Trapalhada Ortográfica - Parte 1
Sei que muitos não se interessarão pelo conteúdo da série de artigos que publicarei a partir desta semana. Mas conto com a boa vontade de todos, lembrando que certamente muitos profissionais das áreas da educação e da imprensa, amantes da leitura e da escrita, poderão tirar dela algum proveito.
O ano de 2009 brindou os brasileiros com a novidade da reforma ortográfica da Língua Portuguesa, oficial do país. A lei foi sancionada e regulamentada pelo Presidente Lula, dando prazo para que entre plenamente em vigor até 2012. Assim, a partir de 2013 todas as mudanças em nossa ortografia passarão a valer para o uso da norma culta, em documentos oficiais, em concursos públicos, em exames vestibulares, etc.
Antes de tudo, sugiro refletirmos sobre a necessidade de trabalho tão grandioso. Afinal, uma reforma ortográfica era mesmo necessária? Todos conhecemos as diferenças que o uso da Língua Portuguesa adquiriu no Brasil, em Portugal, no Timor Leste e países africanos que também são lusófonos. E aqui cabe ressaltar um aspecto político: as ex-colônias portuguesas ainda seguem a grafia usada em Portugal, somente o Brasil que não.
Por aqui escrevemos “fato” e para os patrícios é “facto”. Mas as diferenças não são apenas ortográficas, são também fonéticas. Por aqui falamos “prêmio”, com a entonação do “e” fechada. Por lá os patrícios falam “prémio”, com a entonação do “e” aberta. Além disso, há diferenças também de interpretação devido aos diferentes costumes entre os países. Para os brasileiros que chegam em Portugal, é quase um escândalo “tomar uma injeção nas nádegas” ou “entrar numa fila”.
A Língua Portuguesa não está entre as mais utilizadas no mundo. O Brasil é o maior país do planeta a utilizar tal língua como oficial, seguido de Portugal e mais oito países, todos africanos, menos o Timor Leste. Mesmo assim, o grande argumento dos favoráveis a uma reforma ortográfica seria facilitar o trâmite de documentos internacionais entre os lusófonos e a difusão das obras escritas em português mundo afora, unificando o idioma quanto à sua ortografia.
O expediente da reforma ortográfica é necessário de tempos em tempos. Em si mesma, não é um mal. Os que hoje estão na casa dos 50 anos de idade, certamente se lembram de ter passado experiência semelhante nos anos ‘60. Naquele tempo, ainda era permitido escrever “bôlo” e “êle”, por exemplo.
O problema, então, não é fazer uma reforma ortográfica, mas sim fazê-la de qualquer jeito e apressadamente.

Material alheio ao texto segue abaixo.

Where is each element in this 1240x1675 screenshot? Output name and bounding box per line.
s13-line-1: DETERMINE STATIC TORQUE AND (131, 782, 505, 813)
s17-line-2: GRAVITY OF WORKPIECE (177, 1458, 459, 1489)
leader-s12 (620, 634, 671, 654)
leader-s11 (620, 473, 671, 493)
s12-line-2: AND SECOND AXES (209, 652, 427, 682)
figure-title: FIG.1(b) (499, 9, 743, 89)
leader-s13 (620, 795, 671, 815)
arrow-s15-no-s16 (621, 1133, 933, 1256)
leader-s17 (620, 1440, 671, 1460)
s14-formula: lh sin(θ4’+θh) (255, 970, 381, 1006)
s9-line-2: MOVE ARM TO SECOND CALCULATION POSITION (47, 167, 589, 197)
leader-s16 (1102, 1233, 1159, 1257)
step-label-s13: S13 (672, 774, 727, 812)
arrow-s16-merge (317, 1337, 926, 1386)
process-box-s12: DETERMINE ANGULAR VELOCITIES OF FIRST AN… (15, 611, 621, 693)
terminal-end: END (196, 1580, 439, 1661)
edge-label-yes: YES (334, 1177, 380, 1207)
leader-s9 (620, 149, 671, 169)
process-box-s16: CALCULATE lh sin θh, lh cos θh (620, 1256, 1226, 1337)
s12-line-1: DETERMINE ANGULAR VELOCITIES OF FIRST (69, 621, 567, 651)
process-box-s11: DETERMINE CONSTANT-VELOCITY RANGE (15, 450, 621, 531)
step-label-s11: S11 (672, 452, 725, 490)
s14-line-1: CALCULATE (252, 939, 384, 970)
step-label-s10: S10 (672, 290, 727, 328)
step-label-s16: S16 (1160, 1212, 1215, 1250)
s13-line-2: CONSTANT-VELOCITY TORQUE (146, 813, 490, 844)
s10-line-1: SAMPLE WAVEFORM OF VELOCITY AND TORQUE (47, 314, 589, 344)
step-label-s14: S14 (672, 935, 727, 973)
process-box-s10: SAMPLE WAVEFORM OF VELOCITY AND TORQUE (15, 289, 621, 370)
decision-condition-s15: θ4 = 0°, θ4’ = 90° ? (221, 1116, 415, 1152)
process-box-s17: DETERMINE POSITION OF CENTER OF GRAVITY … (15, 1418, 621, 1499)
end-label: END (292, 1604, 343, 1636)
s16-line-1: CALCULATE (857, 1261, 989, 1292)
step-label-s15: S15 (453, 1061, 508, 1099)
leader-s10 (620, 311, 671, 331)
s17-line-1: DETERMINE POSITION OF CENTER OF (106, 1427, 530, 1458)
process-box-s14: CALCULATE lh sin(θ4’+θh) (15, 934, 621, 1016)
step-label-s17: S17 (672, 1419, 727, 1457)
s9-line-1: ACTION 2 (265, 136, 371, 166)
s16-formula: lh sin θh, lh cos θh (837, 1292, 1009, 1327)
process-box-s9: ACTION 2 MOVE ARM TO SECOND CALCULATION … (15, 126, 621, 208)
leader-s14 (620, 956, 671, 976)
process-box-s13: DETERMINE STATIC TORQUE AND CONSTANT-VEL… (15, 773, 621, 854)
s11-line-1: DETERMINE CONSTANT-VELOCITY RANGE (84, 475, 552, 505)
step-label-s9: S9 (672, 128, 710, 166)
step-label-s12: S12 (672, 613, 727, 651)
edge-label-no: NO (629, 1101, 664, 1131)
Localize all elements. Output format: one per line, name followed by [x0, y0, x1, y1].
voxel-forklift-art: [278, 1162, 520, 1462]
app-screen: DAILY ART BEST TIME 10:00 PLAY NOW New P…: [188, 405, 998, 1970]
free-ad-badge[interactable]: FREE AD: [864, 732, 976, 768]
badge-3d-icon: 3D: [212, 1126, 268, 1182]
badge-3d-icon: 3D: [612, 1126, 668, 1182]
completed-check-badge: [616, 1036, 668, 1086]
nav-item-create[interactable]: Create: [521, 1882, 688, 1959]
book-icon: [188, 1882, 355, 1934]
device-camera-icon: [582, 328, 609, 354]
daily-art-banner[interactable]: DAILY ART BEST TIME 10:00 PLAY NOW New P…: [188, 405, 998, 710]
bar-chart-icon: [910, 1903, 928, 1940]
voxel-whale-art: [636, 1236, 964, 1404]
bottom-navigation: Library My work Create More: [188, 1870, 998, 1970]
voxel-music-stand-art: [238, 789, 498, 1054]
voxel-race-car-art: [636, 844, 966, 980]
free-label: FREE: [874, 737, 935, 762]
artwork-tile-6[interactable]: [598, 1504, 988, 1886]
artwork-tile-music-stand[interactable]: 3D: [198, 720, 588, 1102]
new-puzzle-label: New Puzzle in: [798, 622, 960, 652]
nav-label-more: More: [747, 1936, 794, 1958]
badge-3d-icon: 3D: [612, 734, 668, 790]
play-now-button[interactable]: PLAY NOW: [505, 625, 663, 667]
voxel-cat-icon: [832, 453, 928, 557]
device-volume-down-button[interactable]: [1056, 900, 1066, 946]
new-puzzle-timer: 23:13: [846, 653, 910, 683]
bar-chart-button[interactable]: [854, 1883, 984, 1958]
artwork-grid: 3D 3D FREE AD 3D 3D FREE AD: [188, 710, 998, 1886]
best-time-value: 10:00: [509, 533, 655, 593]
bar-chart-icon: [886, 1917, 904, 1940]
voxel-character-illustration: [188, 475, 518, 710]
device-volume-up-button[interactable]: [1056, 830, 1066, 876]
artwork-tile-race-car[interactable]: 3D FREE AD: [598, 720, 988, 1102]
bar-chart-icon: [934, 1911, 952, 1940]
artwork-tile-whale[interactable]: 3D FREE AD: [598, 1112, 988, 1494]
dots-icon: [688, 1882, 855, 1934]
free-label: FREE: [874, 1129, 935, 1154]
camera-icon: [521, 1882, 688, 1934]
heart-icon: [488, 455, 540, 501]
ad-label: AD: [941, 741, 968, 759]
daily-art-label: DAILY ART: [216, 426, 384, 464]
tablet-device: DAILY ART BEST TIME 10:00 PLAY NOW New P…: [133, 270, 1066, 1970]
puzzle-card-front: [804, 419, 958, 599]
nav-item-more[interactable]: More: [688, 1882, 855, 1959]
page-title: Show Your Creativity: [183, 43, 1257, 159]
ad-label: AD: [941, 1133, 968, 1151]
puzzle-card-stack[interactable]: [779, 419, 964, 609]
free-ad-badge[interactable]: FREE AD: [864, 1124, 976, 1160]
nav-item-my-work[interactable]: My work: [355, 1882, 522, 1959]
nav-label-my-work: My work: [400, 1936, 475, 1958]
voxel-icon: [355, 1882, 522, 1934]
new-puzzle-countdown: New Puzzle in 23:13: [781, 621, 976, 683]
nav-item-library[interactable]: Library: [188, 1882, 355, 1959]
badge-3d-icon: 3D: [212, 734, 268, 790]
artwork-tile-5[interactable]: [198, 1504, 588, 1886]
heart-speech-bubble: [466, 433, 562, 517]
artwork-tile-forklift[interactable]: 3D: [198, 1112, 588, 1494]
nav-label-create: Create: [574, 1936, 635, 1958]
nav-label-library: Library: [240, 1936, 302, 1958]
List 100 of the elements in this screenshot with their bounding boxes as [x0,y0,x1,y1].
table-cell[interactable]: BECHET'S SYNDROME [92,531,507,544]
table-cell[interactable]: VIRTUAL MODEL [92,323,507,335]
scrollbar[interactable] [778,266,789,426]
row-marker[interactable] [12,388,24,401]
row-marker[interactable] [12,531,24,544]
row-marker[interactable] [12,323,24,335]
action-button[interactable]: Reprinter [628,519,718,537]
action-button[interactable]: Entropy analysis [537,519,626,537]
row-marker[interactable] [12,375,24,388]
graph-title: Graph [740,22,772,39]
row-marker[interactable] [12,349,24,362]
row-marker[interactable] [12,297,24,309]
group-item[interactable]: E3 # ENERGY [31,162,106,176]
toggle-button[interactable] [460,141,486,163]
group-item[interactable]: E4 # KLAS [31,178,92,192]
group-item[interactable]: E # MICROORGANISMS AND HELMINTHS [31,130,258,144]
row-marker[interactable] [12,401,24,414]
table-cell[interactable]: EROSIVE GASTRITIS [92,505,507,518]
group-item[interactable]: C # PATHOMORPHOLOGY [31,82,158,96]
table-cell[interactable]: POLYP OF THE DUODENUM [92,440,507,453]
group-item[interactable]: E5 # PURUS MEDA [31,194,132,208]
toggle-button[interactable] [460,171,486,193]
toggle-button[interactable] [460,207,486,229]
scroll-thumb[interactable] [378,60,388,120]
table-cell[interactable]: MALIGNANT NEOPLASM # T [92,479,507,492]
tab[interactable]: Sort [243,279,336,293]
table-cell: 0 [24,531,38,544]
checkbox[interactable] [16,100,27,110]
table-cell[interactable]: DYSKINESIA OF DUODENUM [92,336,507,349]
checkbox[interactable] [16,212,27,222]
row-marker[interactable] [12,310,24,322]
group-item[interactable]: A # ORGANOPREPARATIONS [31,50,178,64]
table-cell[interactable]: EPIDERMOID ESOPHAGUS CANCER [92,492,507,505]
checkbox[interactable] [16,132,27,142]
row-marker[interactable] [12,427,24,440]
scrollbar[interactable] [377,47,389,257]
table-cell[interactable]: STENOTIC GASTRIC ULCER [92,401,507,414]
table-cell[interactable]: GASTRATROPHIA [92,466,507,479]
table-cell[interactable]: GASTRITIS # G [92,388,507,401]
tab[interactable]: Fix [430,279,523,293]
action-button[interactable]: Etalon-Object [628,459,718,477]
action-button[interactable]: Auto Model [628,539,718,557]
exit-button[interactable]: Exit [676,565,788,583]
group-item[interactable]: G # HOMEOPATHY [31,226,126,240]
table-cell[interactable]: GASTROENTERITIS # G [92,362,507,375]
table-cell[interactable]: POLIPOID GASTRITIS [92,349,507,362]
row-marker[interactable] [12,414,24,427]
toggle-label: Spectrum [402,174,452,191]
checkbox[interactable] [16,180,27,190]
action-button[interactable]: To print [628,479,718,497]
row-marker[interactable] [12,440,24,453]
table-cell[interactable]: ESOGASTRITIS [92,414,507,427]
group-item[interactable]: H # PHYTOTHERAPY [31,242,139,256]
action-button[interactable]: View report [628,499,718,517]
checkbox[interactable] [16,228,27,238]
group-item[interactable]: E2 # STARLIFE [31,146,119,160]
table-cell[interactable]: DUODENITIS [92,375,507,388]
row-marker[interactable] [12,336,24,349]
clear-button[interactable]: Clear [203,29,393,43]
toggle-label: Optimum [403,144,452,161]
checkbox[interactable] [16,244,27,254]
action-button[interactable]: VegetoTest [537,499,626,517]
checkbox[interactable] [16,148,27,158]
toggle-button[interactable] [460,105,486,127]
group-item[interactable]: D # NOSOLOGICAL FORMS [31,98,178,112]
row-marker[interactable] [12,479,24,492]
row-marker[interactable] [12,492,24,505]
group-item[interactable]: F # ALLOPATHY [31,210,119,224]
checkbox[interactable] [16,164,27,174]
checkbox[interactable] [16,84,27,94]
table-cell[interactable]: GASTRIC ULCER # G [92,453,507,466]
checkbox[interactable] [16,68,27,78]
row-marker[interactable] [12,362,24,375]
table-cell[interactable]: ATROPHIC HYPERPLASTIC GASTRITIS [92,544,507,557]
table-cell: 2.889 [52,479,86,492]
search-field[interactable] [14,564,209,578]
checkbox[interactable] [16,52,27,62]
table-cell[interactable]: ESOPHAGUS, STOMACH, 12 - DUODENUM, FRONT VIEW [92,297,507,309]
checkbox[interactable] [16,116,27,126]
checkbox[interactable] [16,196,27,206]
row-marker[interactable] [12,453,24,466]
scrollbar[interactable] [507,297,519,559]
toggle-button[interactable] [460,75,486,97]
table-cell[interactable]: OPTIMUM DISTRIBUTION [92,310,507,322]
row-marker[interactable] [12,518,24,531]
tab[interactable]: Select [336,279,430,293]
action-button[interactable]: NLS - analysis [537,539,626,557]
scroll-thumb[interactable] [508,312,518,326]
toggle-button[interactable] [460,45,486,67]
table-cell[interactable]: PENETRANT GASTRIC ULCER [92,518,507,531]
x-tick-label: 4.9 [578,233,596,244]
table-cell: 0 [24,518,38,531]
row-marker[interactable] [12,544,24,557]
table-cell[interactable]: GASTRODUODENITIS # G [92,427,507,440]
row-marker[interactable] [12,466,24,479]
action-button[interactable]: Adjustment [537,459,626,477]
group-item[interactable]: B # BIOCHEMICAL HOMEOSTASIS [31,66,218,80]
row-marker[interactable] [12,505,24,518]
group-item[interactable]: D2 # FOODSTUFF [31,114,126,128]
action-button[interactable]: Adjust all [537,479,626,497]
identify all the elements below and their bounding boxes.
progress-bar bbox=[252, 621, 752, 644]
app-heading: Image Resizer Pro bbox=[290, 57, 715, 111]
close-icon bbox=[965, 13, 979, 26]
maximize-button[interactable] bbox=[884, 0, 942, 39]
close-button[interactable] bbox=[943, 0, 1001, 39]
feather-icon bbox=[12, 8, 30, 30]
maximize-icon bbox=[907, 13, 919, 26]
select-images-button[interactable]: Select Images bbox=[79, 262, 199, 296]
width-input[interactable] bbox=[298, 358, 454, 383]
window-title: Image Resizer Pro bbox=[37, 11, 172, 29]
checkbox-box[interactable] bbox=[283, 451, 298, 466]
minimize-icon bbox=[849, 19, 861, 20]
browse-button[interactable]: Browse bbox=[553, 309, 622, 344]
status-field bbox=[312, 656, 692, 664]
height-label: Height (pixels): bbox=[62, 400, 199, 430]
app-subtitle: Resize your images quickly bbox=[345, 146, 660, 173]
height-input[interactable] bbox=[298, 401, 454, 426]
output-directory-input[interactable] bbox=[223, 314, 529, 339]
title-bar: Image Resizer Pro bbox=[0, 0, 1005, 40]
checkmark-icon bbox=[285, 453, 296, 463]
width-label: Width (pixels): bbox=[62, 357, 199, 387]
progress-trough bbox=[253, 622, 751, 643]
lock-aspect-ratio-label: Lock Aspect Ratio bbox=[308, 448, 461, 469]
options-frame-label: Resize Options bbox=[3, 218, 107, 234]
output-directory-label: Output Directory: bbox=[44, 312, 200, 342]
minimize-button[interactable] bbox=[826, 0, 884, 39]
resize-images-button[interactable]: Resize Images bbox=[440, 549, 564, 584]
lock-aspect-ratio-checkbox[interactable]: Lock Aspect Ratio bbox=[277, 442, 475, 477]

Pior ainda: em vez de torná-la instrumento para esclarecimento, permitir que seja ponto de discórdia e confusão entre os estudiosos e a população em geral.
Em entrevista ao site UOL Educação (www.uol.com.br), o renomado professor Pasquale Cipro Neto deixou registrada em depoimento de 30 minutos a sua total discordância com o processo da atual reforma ortográfica. Entre os predicados a esta impostos por ele, ressalto os termos “desnecessária”, “incompleta”, “atrapalhada” e de “alto custo”.
O Professor Pasquale analisa bem a questão e explica todas as suas razões por ser contra a reforma ortográfica, defendendo suas opiniões de modo muito prático e elucidativo. Que me lembre, não vi ninguém da ala favorável à reforma manifestar-se com tanta convicção e propriedade. E isso nos passa a ligeira impressão de que talvez queiram fazer com que a reforma seja deglutida à força por toda a nação brasileira. Imposta sem debates e sem participação do povo que, ao fim e ao cabo, é quem realmente precisa utilizar corretamente a Língua Portuguesa.